Ah ya di Rumah Kontrakan ini, selain ada Ranto, ada juga Bik Asih. Donna yang menyuruh Bik Asih ikut Araf, agar membantu Araf beberes Rumah dan Masak.

"Kopi buat Kamu mana, To?" tanya Araf heran karena Ranto hanya membawa 2 Cangkir Kopi.

"Saya ngga boleh ngopi lebih dari 3 cangkir dalam sehari sama Fina, Tuan."

"Hei belum kamu jadikan Fina istri, Dia sudah mengatur hidupmu?" Danang heran mendengar ini, "Cari yang laen Ranto. Tidak ada Kamusnya Perempuan mengatur Pria sebelum menikah."

"Yah Tuan, Saya kepentok sama Fina, mau gimana?"

"Kamu dah perawanin Dia?"

Ranto terpaksa menganggukan kepalanya.

"Jadi Kalian sekarang living together?"

Ranto menggelengkan kepala.

"Apa Dia hamil setelah Kamu sentuh?"

Ranto menggelengkan kepala. "Malam pertama, Saya pakai Pengaman, Tuan. Saya ngga mau Dia hamil dulu, sebab Saya masih banyak tugas membantu Tuan Muda Araf di NMI Company. Fina sendiri belum siap menjadi Ibu. Umur Fina baru 24 tahun."

Araf tersenyum geli mendengar penuturan polos Ranto itu, lalu mengambil satu Cangkir Kopi,

"To, ini Kopi rasa Baru Jadi Duda punya Saya?" dipamerkan Cangkir ditangannya ke Ranto.

Ranto menganggukan Kepala.

Araf tiup-tiup sejenak permukaan air kopi, baru perlahan dihirup air Kopi rasa Baru Jadi Duda. Tahu-tahu dia menyemburkan air kopi ke halaman depan Teras.

"Tuan kenapa?" tanya Ranto cemas melihat Araf menyemburkan air kopi ke halaman.

"Astaga Ranto!" Araf memandang kecut Ranto,"Kamu bikin Kopi apa Oli Motor sih? Pahit banget rasanya." Lidahnya terasa kelut akibat rasa Kopi yang kebangetan pahitnya.

"Tadi kan Tuan menjawab Pahit banget pas saya tanya apa Kopinya dibikin Pahit. Jadi Saya bikin rasanya Pahit banget."

"Hahaha!" Danang meledak lagi tawa gelinya, "Pas banget tu Kopi sama Elo, Raf. Baru jadi Duda memang Pahit banget." Dia tergelak-gelak geli.
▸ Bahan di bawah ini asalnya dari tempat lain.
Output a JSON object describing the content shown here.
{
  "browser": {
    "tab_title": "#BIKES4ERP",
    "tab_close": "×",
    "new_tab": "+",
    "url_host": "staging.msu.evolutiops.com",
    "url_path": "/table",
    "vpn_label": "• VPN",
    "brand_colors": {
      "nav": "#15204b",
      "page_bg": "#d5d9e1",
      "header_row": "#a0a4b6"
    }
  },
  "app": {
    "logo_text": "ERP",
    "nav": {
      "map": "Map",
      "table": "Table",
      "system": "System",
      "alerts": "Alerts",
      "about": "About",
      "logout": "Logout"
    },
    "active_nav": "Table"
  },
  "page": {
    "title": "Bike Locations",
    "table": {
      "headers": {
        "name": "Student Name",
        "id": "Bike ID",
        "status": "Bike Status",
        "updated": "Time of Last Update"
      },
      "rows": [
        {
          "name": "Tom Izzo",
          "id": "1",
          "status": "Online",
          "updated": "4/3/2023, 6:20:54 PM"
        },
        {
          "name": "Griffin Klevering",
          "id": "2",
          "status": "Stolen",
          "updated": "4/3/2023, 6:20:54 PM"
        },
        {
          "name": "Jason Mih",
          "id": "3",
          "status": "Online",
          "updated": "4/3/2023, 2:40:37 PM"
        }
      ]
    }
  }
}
Araf mengerucutkan bibirnya, memang Baru Jadi Duda pahit banget. Araf kasih cangkir ditangannya ke Ranto.

"Bikinkan yang baru untuk Saya yang rasanya ngga sepahit ini."

"Tapi nanti jadi berubah, Tuan."

"Berubah gimana maksudmu?"

"Kopinya jadi rasa Sudah Lama Menduda. Nah rasa Kopi tidak sepahit rasa Baru Jadi Duda,Tuan."

"Hahaha!" Danang meledak lagi tawa gelinya. Badannya sampai terguncang kecil akibat tertawa geli banget.

Araf menjadi gemas sama Assistennya ini yang konyol tapi kerjanya sangat bagus.

TUK..Araf jitak jidat Ranto,

"Dah biarin Saya minum Kopi rasa Sudah Lama Menduda, pahitnya sudah hilang."